The idea that “the customer is always right” originated around 1909 and was used as a motto for retailers who adopted this line of thinking.
Apparently, there were quite a few ne’er-do-well shopkeepers, and customers were disappointed with purchases that didn’t live up to what they expected. When they voiced their displeasure, it often fell on deaf ears. The retailers who went with the customer is always right soon enjoyed more business, better reputations and growth. Although it’s unclear who truly coined the phrase, the idea caught on quickly and to this day, companies still employ this mindset.
In a nutshell, this credo means even if a customer is wrong, or disappointed, or misused the product, you will make it right — no questions asked. But even the best customer base a company may enjoy may have a ne’er-do-well or two.
The reality is this concept can be a recipe for disaster.
Listen to customers
I can’t tell you how many times I’ve been told our treatment didn’t work because suddenly, the customer has dead insects everywhere that they never had before. Or the customer calls and claims, “Jerry said if I saw any bugs, you would come back out for free!”
Let me assure you those words have never come out of my mouth. But you can’t tell customers that. Yes, we try to educate our customers and reiterate expectations — but alas, deaf ears must be common, too.
Sometimes, we go back to upset customers more for appearance’s sake, and after a few minutes, we’re back on the road.
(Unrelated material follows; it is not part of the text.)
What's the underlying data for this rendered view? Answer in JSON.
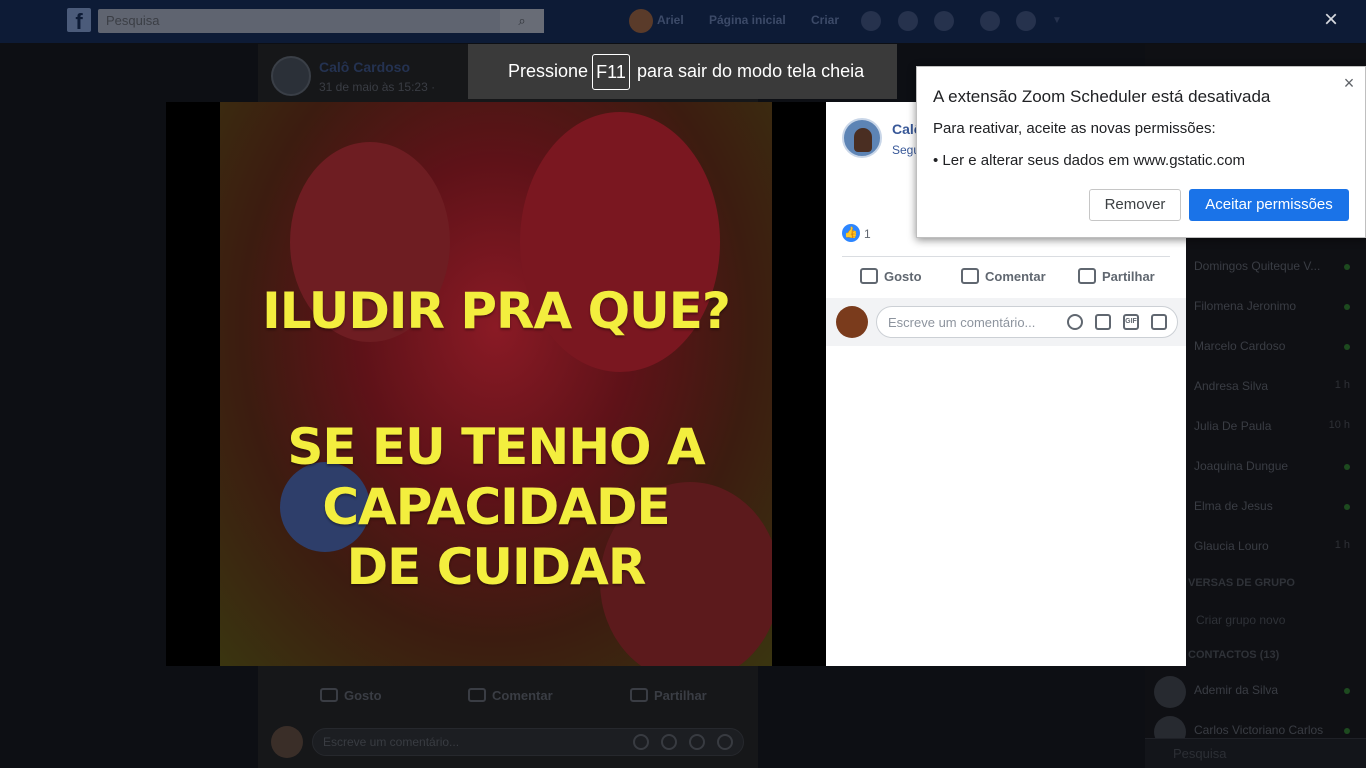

Hopefully, the customers feel they have been taken care of. Were they right? No, not at all. But in the end, it doesn’t matter if they feel jilted and cancel the service, or leave a bad review. The fact that they didn’t listen to our initial instructions or refuse to keep their homes clean so our service would really shine, is something they rarely consider. Even the odd times they do concede, you’re left standing there. So, you break out your flashlight, do a little service and voilà, you’re on your way.
It’s not wrong to walk away
Are there times I dig my heels in and say no? Yes, indeed. Usually if it gets to that point, one of us wasn’t long for the door anyway. For example:
- The “spray everything, I’ll wash it up later” crowd is never right. I won’t endanger someone or go against label directions for anyone, period.
- If I sense I’m dealing with customers suffering from delusional parasitosis, I won’t treat, no matter how much they fuss.
- If someone puts one of my technicians in harm’s way or berates my office staff, that customer is not “right.”
All I know is for 37 years, I’ve been dealing with a whole bunch of right people and making them happy. I just can’t feel wrong about that.
The Pest Cemetery Crew
“This is more of a sentiment than a fact. ‘Customers always think they are right and you’d be better off assuming they are until you know otherwise’ is probably a better quote, but it just doesn’t roll off the tongue the same way.” — Tyler Gehauf, Owner, Integrated Pest Management, Colorado Springs, Colo.
“The customer is always right. It is your job as a professional to correct their beliefs and reasoning if you feel they are wrong. Sometimes having a different perspective and knowledge set helps customers see things your way, making them right.”
— Christopher Vasquez, Owner, Wrex Wildlife and Pest Control, Westchester, N.Y.
“It’s a customer service statement. Learn it, live it — but finish the quote! The quote is: ‘The customer is always right even when they are wrong.’ If you follow this mentality, you get to acknowledge they are wrong while treating them like they are right. It’s Management 101.”
— Dave Staib, Owner, Freedom Pest Services, York, S.C.